Only 21,5 percent of companies said they had actually retrenched.

Interestingly, the survey also showed that 75,4 percent of the respondents did not use the July 17 Supreme Court ruling to terminate employment contracts, while 21,5 percent of employers used the judgement to conveniently shed their workforce.

It is estimated that a total of 437 workers did lose their jobs due to the court ruling, which is far less than the jobs claimed through the normal retrenchment procedure at 573 workers.

However, 29 percent of the firms did embark on normal retrenchment procedures and proceeded to terminate employees’ contracts on notice.

IPC forecasts that 2016 will be an equally tough year for workers.

“We are likely to see more staff rationalisation exercises in 2016 as employers struggle to contain costs. In the process of rationalising staff, employees need to be aware that rationalising staff without implementing strategies to increase revenue will not be sustainable.

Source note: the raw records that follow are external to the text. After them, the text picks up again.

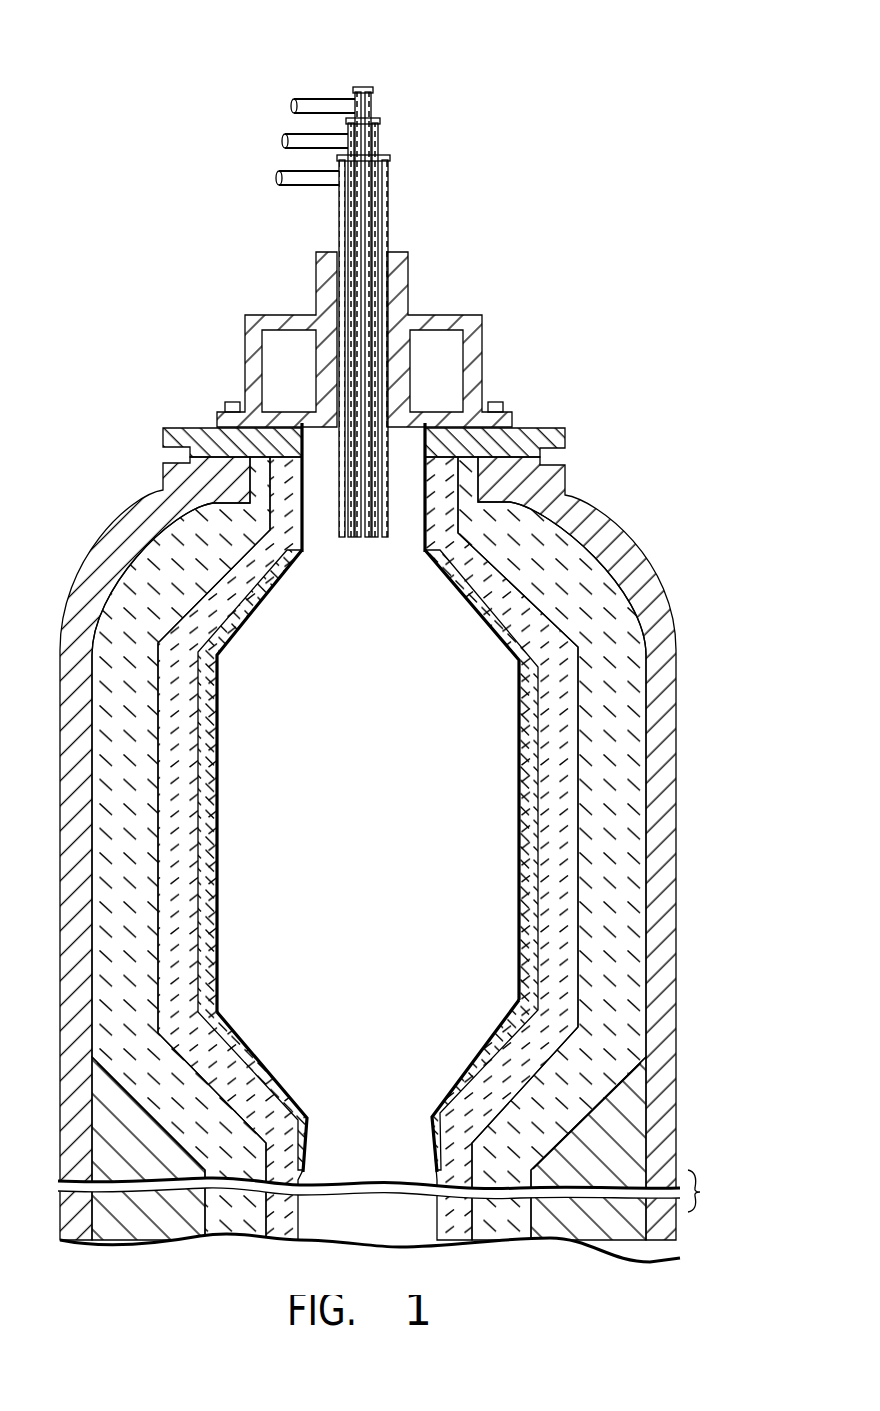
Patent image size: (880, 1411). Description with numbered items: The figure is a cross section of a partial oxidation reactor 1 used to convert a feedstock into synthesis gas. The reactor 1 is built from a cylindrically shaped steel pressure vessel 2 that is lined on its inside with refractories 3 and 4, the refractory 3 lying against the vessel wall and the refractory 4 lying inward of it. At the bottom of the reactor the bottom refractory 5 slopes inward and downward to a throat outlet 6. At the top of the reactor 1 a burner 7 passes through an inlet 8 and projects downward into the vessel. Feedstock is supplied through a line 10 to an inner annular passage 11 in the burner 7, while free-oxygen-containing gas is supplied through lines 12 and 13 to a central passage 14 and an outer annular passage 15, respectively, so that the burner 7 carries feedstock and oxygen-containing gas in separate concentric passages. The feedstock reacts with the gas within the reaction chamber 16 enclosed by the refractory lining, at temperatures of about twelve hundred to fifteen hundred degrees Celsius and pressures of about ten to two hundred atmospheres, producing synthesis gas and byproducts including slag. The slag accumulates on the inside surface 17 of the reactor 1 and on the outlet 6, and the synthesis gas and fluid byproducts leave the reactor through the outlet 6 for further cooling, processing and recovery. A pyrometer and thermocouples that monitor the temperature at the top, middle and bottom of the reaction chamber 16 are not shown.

The partial oxidation reactor 1 is at (606, 484).
The steel pressure vessel 2 is at (633, 563).
The refractory 3 is at (630, 693).
The refractory 4 is at (548, 697).
The bottom refractory 5 is at (277, 1077).
The throat outlet 6 is at (375, 1160).
The burner 7 is at (337, 76).
The inlet 8 is at (403, 483).
The line 10 is at (269, 142).
The inner annular passage 11 is at (378, 135).
The line 12 is at (284, 107).
The line 13 is at (260, 178).
The central passage 14 is at (388, 176).
The outer annular passage 15 is at (367, 101).
The reaction chamber 16 is at (373, 793).
The inside surface 17 is at (220, 657).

“There are also likely to be very few upward adjustments in basic salaries. If anything, more employers are negotiating salary cuts with their employees – this trend is likely to continue into 2016,” said the human resources consultants.
Economist and chief executive officer of Mtilikwe Financial Services Mr Kingstone Khanyille said last week that though companies had undergone various staff restructuring exercises to adjust to the economic environment, such interventions had been overtaken by global economic developments.

“It must be appreciated that Zimbabwe is part of the global economy and the currently the slowdown that is being experienced, particularly the slowdown in commodity prices, which have dropped by more than 40 percent, is likely to affect the local economy since commodities contribute between 20 percent and 30 percent to local gross domestic product.

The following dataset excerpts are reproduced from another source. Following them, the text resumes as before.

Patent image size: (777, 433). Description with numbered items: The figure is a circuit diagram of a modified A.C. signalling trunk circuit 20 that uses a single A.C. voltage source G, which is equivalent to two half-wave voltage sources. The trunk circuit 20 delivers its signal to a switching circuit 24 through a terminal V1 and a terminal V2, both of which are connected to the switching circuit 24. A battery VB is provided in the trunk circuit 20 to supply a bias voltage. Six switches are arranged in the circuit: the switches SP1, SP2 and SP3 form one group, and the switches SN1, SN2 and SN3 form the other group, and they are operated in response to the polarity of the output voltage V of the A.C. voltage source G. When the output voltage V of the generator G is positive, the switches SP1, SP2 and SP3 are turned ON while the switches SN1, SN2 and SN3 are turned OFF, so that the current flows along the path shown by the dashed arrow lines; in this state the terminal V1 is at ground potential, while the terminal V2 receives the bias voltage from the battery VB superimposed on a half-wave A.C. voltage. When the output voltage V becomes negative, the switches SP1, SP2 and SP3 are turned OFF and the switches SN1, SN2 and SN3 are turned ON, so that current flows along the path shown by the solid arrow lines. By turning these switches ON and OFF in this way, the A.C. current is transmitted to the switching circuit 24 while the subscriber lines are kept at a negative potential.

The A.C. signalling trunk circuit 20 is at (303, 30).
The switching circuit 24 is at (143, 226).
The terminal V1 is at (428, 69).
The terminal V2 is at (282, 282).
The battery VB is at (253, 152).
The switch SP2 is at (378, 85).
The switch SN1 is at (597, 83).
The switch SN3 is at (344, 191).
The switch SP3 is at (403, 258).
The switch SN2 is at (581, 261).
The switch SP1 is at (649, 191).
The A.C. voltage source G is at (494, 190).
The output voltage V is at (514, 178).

“So, the contagion effect is likely to affect downstream industries. Companies will therefore continue to re-adjust their belts. Their revenues will not be able to catch up with developments on the global market such as the fall of the South African rand and slowing economic growth in China,” said Mr Kanyile.

He said there was need for companies to reconfigure markets, particularly by targeting regional markets that have been made possible by the Tripartite Free Trade Area. An overreliance on the local market, which is presently plagued by falling disposable incomes, he said, would adversely affect local companies.

Though the conditions on the local job market are considered difficult, Government bets that the various infrastructure and capital projects being pursued will have a stimulus effect on the economy and jobs.